Last night during our kickball game, I gave r. the Heimlich maneuver. Ever had the pleasure of such panic?

He and h. and l. were in the dugout – little r. at one end playing with someone’s dog. His big brother and big sister were sitting on the bench a few feet away. Somehow I happened to be standing near h. and l. when r. walked up crying, moving his hands around his neck-region and gasping through tears. h. and l., calm and oblivious were asking, “You allright, r.? It’s okay." But they weren't really getting it. I turned to see what was happening, and I'm sure it was all of a few seconds, but it felt like several slow minutes.

I looked at him, and according to my husband, I said, “He’s choking. He’s choking.” Next thing my husband knew I was getting behind r. and wrapping my arms around his little waist. c. said he thought to himself: She doesn’t know the Heimlich maneuver. Admittedly, I was panicking silently: Do I know how to do the Heimlich maneuver?

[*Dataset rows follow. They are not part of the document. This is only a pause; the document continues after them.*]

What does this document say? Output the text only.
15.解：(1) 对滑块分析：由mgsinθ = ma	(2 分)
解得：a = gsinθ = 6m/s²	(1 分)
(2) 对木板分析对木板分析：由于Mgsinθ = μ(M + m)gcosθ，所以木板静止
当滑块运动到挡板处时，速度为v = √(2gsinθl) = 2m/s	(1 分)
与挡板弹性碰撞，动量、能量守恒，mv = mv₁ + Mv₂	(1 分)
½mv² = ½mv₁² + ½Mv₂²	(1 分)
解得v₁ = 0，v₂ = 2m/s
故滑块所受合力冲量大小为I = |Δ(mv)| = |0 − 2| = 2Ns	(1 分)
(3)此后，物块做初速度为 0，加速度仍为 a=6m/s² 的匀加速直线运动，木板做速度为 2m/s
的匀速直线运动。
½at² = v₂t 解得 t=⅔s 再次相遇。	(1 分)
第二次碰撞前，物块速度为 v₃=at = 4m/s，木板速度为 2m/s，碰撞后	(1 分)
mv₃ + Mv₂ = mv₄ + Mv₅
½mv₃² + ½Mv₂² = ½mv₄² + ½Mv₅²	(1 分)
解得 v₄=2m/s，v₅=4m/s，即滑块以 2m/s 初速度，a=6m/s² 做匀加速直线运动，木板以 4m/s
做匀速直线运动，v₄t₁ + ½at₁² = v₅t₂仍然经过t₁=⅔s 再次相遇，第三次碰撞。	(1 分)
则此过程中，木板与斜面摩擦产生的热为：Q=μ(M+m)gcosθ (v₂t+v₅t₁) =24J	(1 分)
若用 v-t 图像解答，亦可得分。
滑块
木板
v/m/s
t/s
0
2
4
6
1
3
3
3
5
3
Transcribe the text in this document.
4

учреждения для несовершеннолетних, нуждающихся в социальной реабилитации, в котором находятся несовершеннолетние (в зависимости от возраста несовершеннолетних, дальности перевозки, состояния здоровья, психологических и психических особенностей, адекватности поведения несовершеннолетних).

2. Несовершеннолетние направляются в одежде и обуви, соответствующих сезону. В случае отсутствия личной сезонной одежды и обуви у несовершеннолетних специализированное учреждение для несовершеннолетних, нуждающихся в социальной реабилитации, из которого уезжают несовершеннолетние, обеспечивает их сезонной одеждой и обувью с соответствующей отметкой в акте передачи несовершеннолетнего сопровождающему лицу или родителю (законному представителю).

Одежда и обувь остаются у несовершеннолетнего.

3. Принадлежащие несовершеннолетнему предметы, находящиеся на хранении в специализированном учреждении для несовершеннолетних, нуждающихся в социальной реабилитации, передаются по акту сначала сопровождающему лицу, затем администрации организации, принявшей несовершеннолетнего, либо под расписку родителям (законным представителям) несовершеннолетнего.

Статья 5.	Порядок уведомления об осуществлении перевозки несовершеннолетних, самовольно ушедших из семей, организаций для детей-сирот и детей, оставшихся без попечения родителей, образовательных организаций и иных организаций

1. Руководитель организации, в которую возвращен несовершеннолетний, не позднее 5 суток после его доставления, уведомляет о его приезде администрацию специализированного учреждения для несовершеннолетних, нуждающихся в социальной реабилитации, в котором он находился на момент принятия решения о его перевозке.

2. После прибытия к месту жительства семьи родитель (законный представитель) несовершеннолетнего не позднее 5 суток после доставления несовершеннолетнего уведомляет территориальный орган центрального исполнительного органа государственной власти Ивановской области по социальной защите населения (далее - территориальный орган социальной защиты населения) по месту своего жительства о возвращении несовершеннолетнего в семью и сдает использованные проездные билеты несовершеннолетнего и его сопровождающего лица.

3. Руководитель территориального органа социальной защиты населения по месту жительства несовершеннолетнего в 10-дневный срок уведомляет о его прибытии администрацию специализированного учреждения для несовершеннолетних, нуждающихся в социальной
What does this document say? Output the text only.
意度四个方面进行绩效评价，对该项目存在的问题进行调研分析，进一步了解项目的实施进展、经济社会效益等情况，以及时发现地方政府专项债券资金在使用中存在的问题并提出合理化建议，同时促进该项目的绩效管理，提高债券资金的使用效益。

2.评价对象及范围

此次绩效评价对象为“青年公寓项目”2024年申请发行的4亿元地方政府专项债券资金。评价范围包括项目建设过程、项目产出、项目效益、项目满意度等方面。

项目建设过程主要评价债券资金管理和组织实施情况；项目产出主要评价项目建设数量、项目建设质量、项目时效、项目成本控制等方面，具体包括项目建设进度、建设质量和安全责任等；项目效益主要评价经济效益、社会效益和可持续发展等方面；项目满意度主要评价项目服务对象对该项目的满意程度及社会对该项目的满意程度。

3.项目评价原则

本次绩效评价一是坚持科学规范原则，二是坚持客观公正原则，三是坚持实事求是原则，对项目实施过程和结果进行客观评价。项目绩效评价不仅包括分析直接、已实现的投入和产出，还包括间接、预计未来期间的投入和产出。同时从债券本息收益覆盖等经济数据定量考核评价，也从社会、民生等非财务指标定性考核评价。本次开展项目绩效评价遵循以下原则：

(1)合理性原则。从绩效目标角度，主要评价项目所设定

But I geuss I do, because two tiny pumps later I felt a chunk move in him, and an ice cube flew out of his mouth, upon which, he began crying out loud and hugging his big brother.

I wanted to go into hysterics, shouting, “r. are you OKAY?” But I remembered the way C. always responds. I said, soothing and cool as a cucumber, “It’s okay r. You’re all better.” Meanwhile I was entirely numb. Someone got his mom, and she walked over, asking, “You okay?” but not knowing exactly what had happened. She gave him a hug and that was the end. He settled down to mere dazed sniffling.

When I saw him playing and running around a few minutes later, I said to C., “So. I officially gave r. the Heimlich maneuver tonight.” Her eyes got big and startled, and she answered, “Well, THANK YOU. I missed all that going on.”

I spent the entire night tossing and turning and envisioning r.’s face, tears rolling down, but not much sound coming out while he tried to tell his siblings he was choking. Scared the hell out of me. At four a.m. I got up and took a shower to help me sleep, but first I looked on-line, and what I learned is that it’s recommended that you slap a person’s back 15-20 times to dislodge the object before you do the Heimlich.

I called C. this morning, paranoid that I’d bruised r.’s stomach or something, but he was just fine. She said he told her last night, “No more big ice.” And we laughed.

SONGS: Still obsessing over Neko Case. Sort of ALWAYS.